Eastbourne Hockey Club was founded in 1899 and 2024 will be its 125th year of existence. It moved from Devonshire Park to the Saffrons in the early 1900s. It also hosted one of the last international matches played on grass: England vs Wales in 1970. It has a sand dressed artificial grass pitch behind the Football Ground. Originally built in the 1990s, it was refurbished in 2014.

Eastbourne Hockey Club currently have five men's and four ladies teams, as well as several junior teams.
- Eastbourne Hockey Club Men's 1XI competing in the South East Men's Division 1 East
- Eastbourne Hockey Club Women's 1XI competing in the South East Women's Premier Division

==Rugby==
Eastbourne Rugby Club played their home games here between 1892 and 1934 using both the football pitch and the field behind, known as Larkins Field. The first recorded game was in December 1892 against Brighton Football Club.

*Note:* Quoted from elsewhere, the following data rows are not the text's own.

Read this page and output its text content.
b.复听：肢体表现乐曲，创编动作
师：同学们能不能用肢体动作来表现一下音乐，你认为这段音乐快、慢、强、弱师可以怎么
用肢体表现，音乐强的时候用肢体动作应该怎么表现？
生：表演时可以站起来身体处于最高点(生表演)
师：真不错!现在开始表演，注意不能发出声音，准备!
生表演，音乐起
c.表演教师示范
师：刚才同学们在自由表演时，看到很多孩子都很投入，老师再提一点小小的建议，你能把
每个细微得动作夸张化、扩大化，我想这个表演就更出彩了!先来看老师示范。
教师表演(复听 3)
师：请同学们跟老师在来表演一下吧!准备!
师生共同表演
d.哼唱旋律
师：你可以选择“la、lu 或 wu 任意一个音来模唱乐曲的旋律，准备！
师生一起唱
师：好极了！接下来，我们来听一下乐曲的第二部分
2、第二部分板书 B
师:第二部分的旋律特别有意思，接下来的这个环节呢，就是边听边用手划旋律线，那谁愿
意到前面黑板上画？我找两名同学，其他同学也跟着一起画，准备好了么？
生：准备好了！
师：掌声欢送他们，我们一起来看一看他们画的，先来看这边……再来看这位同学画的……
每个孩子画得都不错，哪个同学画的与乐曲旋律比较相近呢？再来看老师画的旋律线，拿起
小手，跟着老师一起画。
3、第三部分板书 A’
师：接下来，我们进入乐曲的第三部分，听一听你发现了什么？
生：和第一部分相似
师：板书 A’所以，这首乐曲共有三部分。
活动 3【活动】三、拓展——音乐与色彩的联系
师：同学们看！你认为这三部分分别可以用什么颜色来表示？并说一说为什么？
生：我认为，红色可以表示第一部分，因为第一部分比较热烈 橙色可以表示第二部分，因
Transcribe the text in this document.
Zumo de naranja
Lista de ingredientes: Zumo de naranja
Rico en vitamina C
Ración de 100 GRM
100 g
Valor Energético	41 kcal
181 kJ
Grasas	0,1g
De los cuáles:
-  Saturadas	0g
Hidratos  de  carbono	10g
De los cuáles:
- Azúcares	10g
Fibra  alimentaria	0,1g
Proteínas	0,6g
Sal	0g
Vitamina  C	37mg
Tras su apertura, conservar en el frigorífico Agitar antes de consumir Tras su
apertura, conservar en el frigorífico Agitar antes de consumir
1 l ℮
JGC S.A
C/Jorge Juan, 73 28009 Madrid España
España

The rugby club used the Saffrons Number 1 pitch on Wednesdays, where Eastbourne Town currently play their games, and other games on Larkins Field, behind the hockey pitch. In the 1894–95 season, the rugby club used "The New Inn", now called Bibendum, the opposite side of the road as their Headquarters and dressing rooms.

In 1934 the rugby club moved to their present home in Hampden Park. Larkins Field is now a spare cricket pitch for local teams in the area.